The new government should ignore the attacks from the opposition (it won’t be easy) and focus on what brought its different parts together from the Left, the Right and the Center: stabilizing the nation after nearly three years of political upheaval and mudslinging.
It can pass a two-year budget, provide ministries with the tools they need to work and do everything it can to create quiet in the country. People want to stop reading about politics all day in the newspapers and on websites or watch the latest shouting match from a Knesset committee hearing on the evening news.
This government won’t be able to control what the Likud Party does, but it can stay out of the fray and let outgoing Prime Minister Benjamin Netanyahu’s backbencher allies yell on their own without a sparring partner.
This new government, because of what it consists of, has the opportunity to show Israelis a different kind of politics and way of governing. It can show how MKs from the Right and the Left can get together to promote issues and policies that benefit all Israelis no matter their ideology, religion or political leanings. The partnership with the Islamist Ra’am (United Arab List) Party provides the opportunity – needed so desperately after the recent mixed city riots – to show how Jews and Arabs can work together in Israel.

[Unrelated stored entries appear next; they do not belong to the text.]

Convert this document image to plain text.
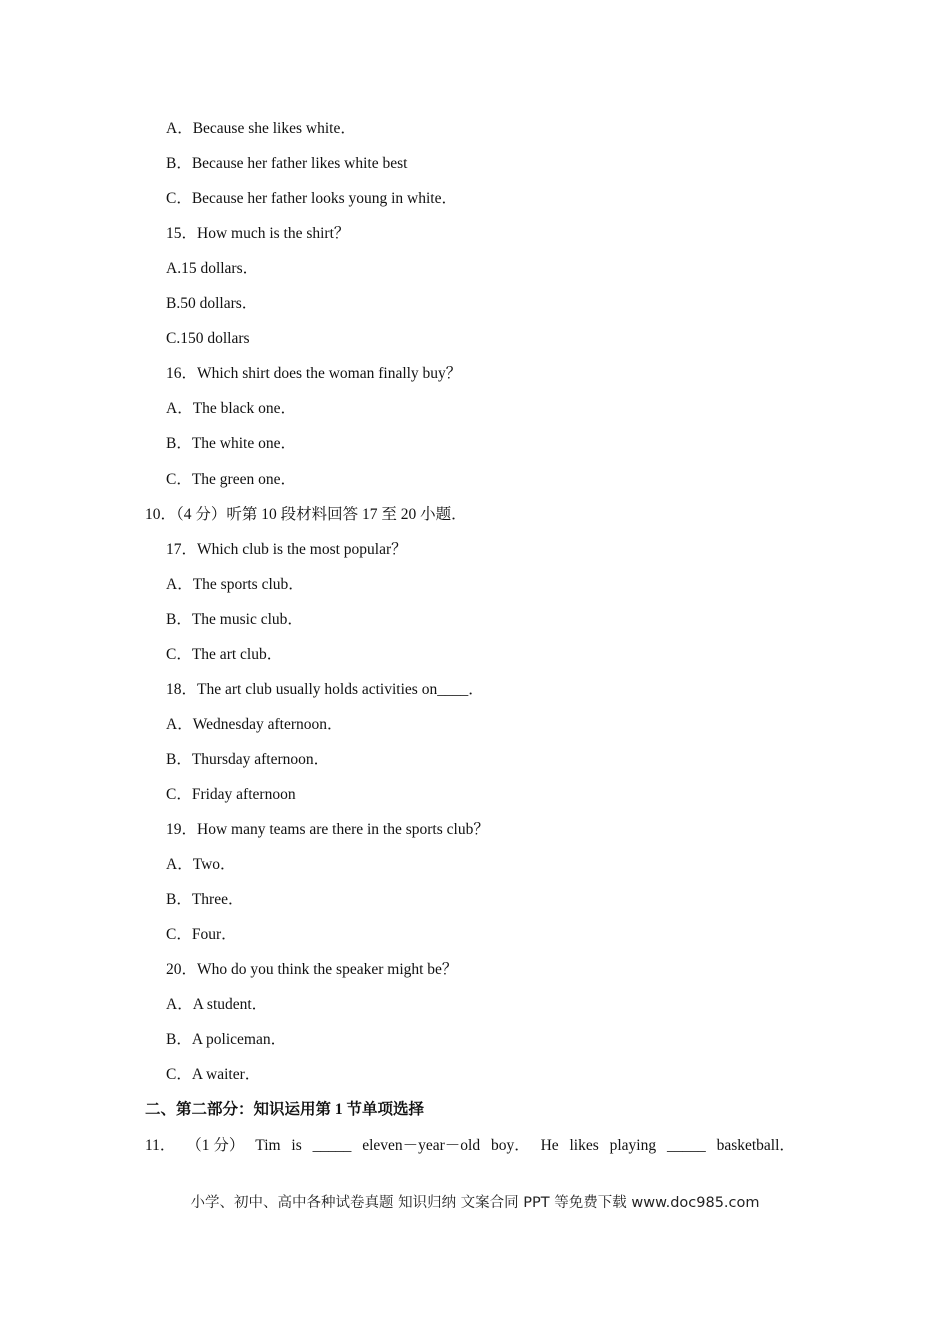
A．Because she likes white．
B．Because her father likes white best
C．Because her father looks young in white．
15．How much is the shirt？
A.15 dollars．
B.50 dollars．
C.150 dollars
16．Which shirt does the woman finally buy？
A．The black one．
B．The white one．
C．The green one．
10．（4 分）听第 10 段材料回答 17 至 20 小题．
17．Which club is the most popular？
A．The sports club．
B．The music club．
C．The art club．
18．The art club usually holds activities on____．
A．Wednesday afternoon．
B．Thursday afternoon．
C．Friday afternoon
19．How many teams are there in the sports club？
A．Two．
B．Three．
C．Four．
20．Who do you think the speaker might be？
A．A student．
B．A policeman．
C．A waiter．
二、第二部分：知识运用第 1 节单项选择
11． （1 分） Tim is _____ eleven－year－old boy． He likes playing _____ basketball．
小学、初中、高中各种试卷真题 知识归纳 文案合同 PPT 等免费下载 www.doc985.com
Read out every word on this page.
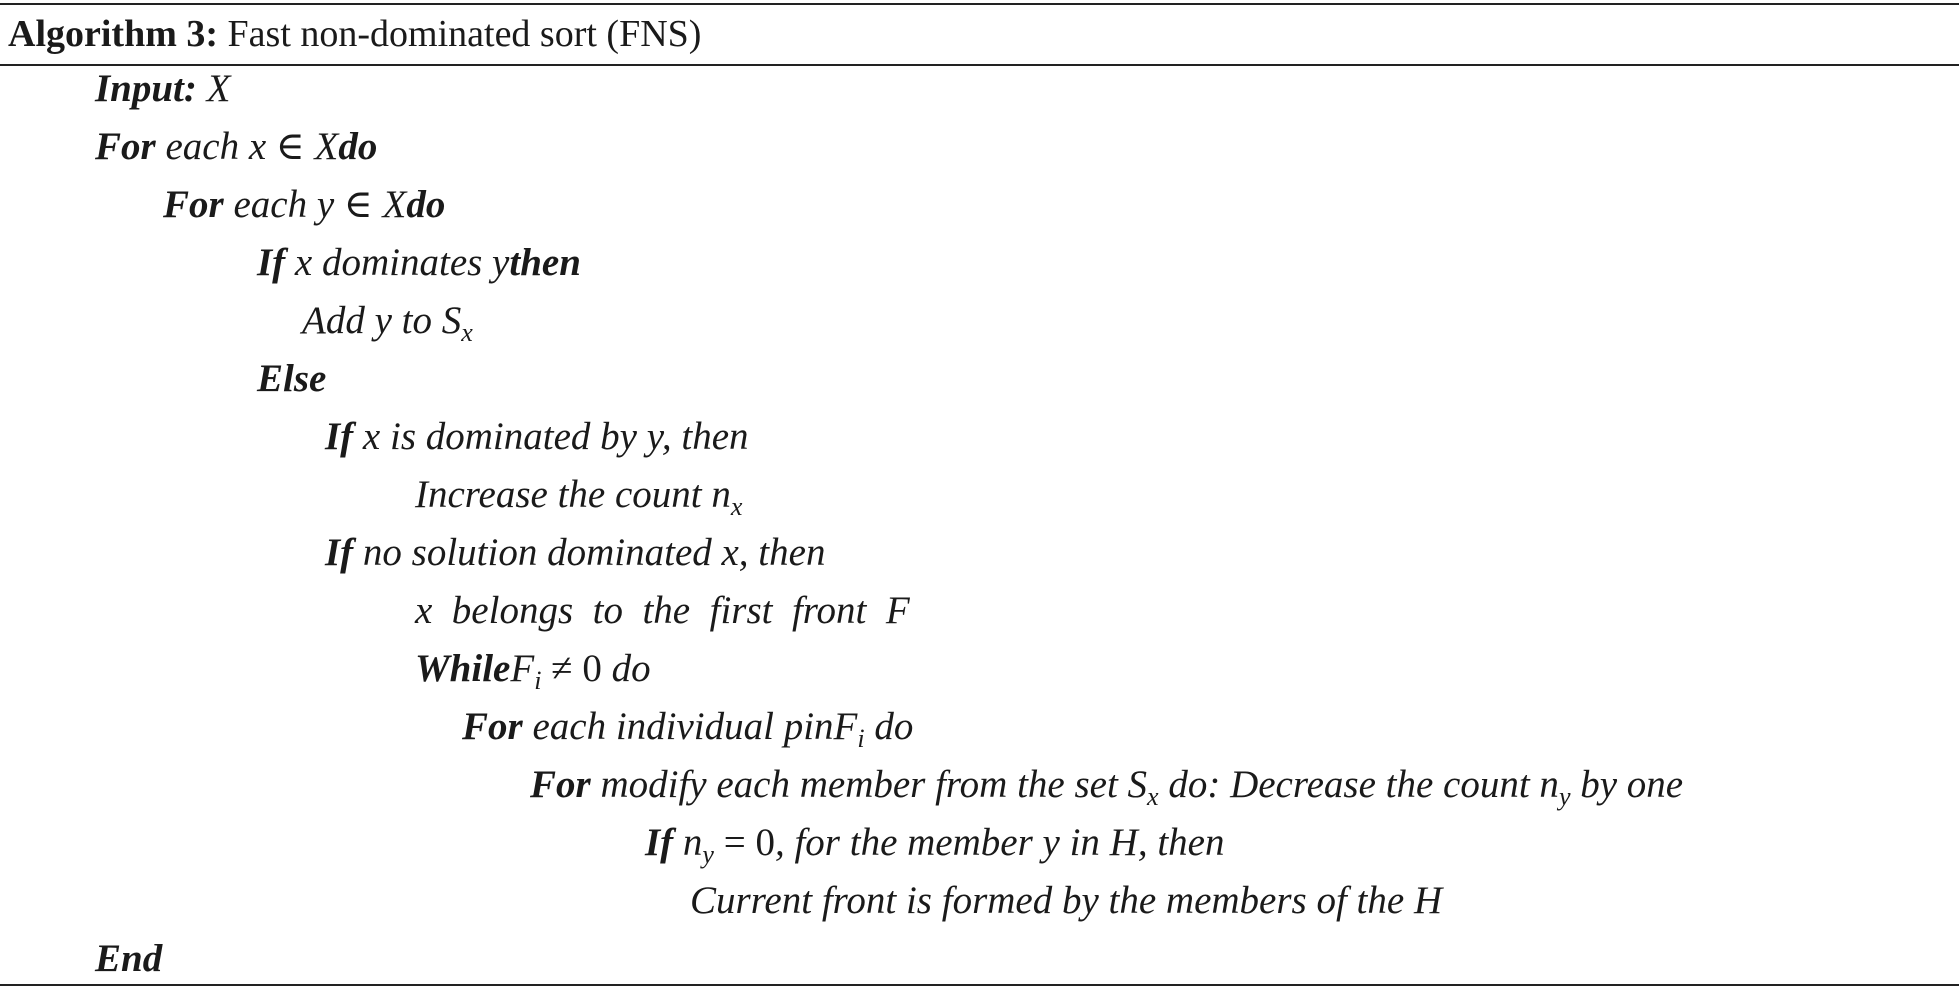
Algorithm 3: Fast non-dominated sort (FNS)
Input: X
For each x ∈ Xdo
For each y ∈ Xdo
If x dominates ythen
Add y to $S_x$
Else
If x is dominated by y, then
Increase the count $n_x$
If no solution dominated x, then
x  belongs  to  the  first  front  F
WhileF$_i$ ≠ 0 do
For each individual pinF$_i$ do
For modify each member from the set $S_x$ do: Decrease the count $n_y$ by one
If $n_y = 0$, for the member y in H, then
Current front is formed by the members of the H
End
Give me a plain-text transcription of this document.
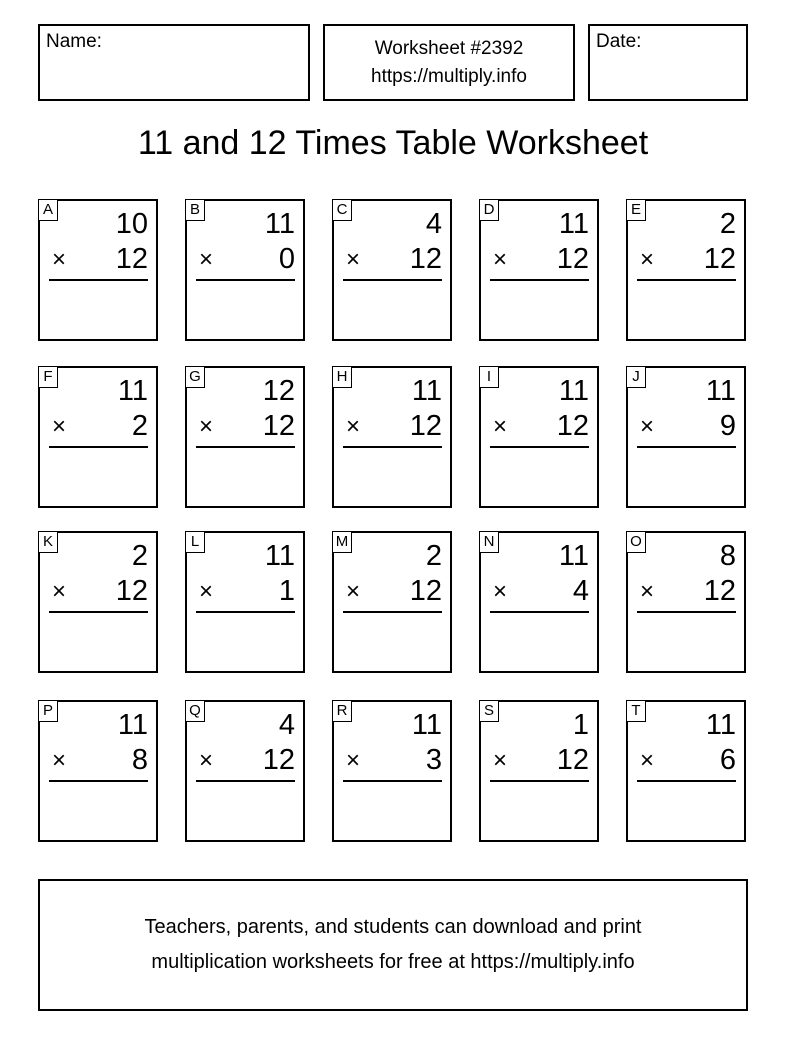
Name:	Worksheet #2392
https://multiply.info
Date:
11 and 12 Times Table Worksheet
A 10
× 12
B 11
× 0
C	4
× 12
D 11
× 12
E	2
× 12
F 11
× 2
G 12
× 12
H 11
× 12
I 11
× 12
J 11
× 9
K	2
× 12
L 11
× 1
M	2
× 12
N 11
× 4
O	8
× 12
P 11
× 8
Q	4
× 12
R 11
× 3
S	1
× 12
T 11
× 6
Teachers, parents, and students can download and print
multiplication worksheets for free at https://multiply.info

Ra’am’s participation in the government is a manifestation of what Zionism was intended to be – a return to the land of Israel and the establishment of an independent Jewish state while safeguarding the rights of the Arab minority who also live here. Every country has challenges incorporating and integrating minorities. For Israel, this could be an historic turning point.
Looking outward, this new government has the chance to reset Israel’s relations with the United States and Europe. For too long, Israel appeared like a branch of the Republican Party in the Middle East, weakening bipartisan ties in Washington and relations with the Democratic Party. In Europe, Israel is constantly under attack, allying as a result with nationalist leaders from places like Poland or Hungary.
The challenge is great and won’t be solved just because Israel has a new prime minister or alternate prime minister in Jerusalem. But that will give it some points and a clean slate. The world will be watching and the inclusion of Ra’am in the government will give it some leverage unlike previous Israeli governments. It will be hard, for example, for members of the so-called “Squad” in Congress to call Israel an apartheid state when Mansour Abbas, Mazen Ghanaim, Waleed Taha and Saeed Alharomi are members of the governing coalition.
We know that none of this will be easy and such an ideologically split government will be hard to manage. But, we hope it will succeed.
Israelis need a new beginning and a government that works for the people, without letting personal interests – court cases, police investigations or individual political survival – get in the way.
Good luck, Bennett and Lapid. You will need it.